Goldman Sachs a récemment averti qu’il sera difficile pour Nvidia de continuer à surperformer faute de nouveaux catalyseurs tangibles. Autrement dit, la hausse est de plus en plus alimentée par la narration autour de l’IA et par la liquidité retail, plutôt que par des fondamentaux solides. Même la Fed, qui s’est appuyée sur des chiffres surestimés pendant deux ans, apparaît aujourd’hui en retard sur sa mission de protection de l’emploi, ayant resserré trop longtemps en croyant à tort que le marché du travail restait robuste.

Dans ce décor, l’or envoie un signal puissant.

 

Cours de l'or en dollars

 

Le métal a franchi un nouveau record historique à près de 3 700 $ l’once, alors même que les encours des ETF aurifères (GLD et assimilés) n’ont pas encore véritablement redémarré : ils stagnent autour de 94 millions d’onces, très loin des afflux massifs de 2020 ou 2022.

 

Or vs ETF

 

Cette dissociation montre que la hausse actuelle du cours de l'or est tirée par d’autres forces structurelles — banques centrales, flux asiatiques, achats physiques — et qu’un potentiel de rattrapage subsiste. Si la Fed devait être contrainte de baisser ses taux dans un contexte de faiblesse, comme l’histoire le laisse présager, le retour en force des flux ETF viendrait amplifier le mouvement haussier déjà enclenché.

L’implication macroéconomique est claire : la trajectoire bascule vers une désinflation cyclique, qui pourrait dégénérer en déflation si la destruction d’emplois s’accélère.
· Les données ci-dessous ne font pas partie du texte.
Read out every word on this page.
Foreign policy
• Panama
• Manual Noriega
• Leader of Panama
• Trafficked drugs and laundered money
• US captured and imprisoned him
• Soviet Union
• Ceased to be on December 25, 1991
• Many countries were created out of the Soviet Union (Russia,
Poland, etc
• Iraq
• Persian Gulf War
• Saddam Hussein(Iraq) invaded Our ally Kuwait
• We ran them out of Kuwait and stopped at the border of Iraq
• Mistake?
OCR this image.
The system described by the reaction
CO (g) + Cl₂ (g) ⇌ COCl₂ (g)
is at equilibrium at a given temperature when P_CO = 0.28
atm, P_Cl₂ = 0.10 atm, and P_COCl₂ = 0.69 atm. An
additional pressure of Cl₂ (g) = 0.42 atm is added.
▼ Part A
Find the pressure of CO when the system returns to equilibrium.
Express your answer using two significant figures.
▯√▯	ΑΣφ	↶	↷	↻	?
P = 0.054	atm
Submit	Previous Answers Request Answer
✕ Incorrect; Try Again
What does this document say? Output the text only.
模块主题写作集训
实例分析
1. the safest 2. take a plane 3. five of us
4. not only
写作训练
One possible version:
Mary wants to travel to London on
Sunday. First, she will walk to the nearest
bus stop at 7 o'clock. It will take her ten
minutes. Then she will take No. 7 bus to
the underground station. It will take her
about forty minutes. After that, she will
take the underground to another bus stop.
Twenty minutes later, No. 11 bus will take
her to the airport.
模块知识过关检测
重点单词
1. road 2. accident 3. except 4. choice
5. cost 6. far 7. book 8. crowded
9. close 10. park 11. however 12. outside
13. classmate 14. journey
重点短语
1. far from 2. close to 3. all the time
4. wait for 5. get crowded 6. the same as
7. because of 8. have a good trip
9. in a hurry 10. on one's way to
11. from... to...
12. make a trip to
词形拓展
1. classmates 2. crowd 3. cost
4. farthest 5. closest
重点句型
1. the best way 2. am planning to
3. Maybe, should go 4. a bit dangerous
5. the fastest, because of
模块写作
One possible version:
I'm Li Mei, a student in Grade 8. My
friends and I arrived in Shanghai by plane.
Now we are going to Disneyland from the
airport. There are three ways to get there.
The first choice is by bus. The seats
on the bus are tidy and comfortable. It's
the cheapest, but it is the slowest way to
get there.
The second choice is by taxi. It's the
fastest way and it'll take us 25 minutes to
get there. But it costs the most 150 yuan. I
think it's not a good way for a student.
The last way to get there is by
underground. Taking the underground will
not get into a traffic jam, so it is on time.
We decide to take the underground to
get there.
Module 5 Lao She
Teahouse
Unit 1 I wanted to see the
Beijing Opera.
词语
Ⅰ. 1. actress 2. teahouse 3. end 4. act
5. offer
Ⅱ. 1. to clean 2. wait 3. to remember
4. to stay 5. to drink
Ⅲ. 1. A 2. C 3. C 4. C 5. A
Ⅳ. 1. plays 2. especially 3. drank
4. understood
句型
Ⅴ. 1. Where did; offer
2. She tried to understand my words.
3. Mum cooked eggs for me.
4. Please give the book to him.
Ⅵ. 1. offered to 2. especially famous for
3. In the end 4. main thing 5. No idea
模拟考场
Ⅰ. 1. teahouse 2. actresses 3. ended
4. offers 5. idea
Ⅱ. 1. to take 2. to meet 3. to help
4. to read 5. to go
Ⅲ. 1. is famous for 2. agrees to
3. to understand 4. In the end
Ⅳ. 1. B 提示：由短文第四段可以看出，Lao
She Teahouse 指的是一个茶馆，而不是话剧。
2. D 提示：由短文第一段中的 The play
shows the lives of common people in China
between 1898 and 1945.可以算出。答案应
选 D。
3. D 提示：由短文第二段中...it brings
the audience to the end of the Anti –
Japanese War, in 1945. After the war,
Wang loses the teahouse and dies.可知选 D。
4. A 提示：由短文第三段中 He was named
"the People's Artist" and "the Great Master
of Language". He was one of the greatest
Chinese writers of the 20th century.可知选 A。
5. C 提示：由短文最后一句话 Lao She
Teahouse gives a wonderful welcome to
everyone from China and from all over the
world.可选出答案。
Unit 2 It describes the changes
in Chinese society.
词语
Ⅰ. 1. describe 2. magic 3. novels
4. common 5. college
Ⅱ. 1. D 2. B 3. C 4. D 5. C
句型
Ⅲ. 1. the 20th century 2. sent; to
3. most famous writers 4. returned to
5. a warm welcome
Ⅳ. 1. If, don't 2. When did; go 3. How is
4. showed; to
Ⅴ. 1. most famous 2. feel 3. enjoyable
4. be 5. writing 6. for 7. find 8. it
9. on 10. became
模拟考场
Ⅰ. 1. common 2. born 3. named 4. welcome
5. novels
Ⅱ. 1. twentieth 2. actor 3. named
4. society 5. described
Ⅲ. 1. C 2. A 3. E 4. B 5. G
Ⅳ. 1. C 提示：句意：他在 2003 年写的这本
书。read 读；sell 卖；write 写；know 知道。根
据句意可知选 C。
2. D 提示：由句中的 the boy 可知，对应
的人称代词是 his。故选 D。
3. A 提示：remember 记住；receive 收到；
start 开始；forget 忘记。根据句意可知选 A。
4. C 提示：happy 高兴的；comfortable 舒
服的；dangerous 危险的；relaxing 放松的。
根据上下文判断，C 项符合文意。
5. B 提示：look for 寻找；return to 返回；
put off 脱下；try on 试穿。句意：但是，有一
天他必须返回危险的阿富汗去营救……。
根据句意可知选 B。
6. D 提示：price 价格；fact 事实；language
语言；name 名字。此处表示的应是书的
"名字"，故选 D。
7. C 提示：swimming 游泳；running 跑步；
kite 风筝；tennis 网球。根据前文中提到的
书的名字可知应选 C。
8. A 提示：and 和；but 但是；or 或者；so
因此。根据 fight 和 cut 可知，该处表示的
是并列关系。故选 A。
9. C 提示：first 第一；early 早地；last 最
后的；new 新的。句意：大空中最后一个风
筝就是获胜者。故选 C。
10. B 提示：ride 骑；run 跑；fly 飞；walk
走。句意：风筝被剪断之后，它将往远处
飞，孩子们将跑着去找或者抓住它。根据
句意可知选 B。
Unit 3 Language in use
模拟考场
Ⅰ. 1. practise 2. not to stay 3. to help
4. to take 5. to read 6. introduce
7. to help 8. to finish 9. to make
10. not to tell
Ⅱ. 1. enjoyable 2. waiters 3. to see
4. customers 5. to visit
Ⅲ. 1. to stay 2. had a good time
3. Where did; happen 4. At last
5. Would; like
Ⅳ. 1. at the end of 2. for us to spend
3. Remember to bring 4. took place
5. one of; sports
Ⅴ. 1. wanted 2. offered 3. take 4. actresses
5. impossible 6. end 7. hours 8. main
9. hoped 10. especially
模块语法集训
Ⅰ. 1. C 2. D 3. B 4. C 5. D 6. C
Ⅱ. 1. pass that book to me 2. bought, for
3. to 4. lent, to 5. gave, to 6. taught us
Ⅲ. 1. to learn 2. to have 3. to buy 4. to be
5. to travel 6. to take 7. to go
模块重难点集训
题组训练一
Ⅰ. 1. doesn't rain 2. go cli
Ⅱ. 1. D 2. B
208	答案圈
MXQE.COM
Dans un tel scénario, la Fed n’aurait d’autre choix que d’assouplir sa politique “dans la faiblesse”, comme en 2008. Et c’est précisément dans ce type d’environnement — désinflation marquée, croissance en berne, perte de confiance dans les données officielles — que l’or retrouve tout son rôle de couverture, quel que soit le régime d’inflation.